Solo dos mil pesos le costó entrar. Una vez dentro, le costó acostumbrar la vista a las luces verdes y rojas que proyectaban algunos focos cenitales sobre la sala. Las paredes, piso y techo estaban pintadas de negro. El humo era gran parte del aire que había. Lo primero que le llamó la atención, fue la gran cantidad de hombres que había. Muchos más de los que imaginó. Jóvenes, viejos, oficinistas, estudiantes, vestidos con elegancia o con estrafalario gusto. En el centro del salón, bajo una bola de espejos, una mujer desnuda bailaba sin ganas ni ritmo los compases de una reguetón tan sinsentido como todos. No pudo determinar la edad de la mujer.
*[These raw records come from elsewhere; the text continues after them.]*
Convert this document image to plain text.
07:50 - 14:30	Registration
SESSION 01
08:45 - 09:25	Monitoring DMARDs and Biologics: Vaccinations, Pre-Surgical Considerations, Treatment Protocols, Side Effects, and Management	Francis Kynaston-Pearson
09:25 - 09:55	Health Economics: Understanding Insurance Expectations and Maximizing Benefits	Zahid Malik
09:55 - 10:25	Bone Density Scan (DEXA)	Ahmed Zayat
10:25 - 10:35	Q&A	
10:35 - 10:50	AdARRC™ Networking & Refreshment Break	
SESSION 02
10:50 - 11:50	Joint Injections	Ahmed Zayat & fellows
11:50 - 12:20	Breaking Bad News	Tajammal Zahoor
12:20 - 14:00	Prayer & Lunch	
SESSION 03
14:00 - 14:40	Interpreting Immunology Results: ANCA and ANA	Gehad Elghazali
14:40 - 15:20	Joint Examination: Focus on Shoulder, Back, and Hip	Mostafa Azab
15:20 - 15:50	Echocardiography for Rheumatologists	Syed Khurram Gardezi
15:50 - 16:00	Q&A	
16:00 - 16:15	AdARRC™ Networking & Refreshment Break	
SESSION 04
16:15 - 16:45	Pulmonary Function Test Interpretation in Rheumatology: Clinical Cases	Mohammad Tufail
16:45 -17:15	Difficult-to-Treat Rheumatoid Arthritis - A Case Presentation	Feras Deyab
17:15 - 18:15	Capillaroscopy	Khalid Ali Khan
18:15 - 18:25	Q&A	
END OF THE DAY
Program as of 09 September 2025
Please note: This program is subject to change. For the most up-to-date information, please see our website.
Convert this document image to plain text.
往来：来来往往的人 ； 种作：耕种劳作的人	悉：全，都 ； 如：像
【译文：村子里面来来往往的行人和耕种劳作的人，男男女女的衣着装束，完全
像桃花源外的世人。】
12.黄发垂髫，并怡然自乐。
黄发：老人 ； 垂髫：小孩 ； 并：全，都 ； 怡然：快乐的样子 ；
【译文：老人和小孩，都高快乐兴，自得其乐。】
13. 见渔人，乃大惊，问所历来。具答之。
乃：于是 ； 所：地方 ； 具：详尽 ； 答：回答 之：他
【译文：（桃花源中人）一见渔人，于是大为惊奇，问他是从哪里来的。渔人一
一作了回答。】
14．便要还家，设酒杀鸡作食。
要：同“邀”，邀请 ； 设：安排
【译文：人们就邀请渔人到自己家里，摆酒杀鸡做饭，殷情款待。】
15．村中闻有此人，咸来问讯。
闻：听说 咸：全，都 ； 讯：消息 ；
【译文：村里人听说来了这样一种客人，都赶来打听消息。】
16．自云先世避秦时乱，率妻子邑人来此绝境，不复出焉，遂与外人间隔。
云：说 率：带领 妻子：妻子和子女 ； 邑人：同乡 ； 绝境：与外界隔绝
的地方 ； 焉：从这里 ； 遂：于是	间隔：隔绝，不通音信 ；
Era evidente que había sido muy bella en otro tiempo, pero ahora se veía triste mientras movía el cuerpo intentando despertar el libido de los asistentes. No tardó en ser reemplazada por otra mujer, una muchacha, que con los mismos movimientos mecánicos empezó a bailar, intentando sonreír mientras se quitaba la poca ropa que la cubría.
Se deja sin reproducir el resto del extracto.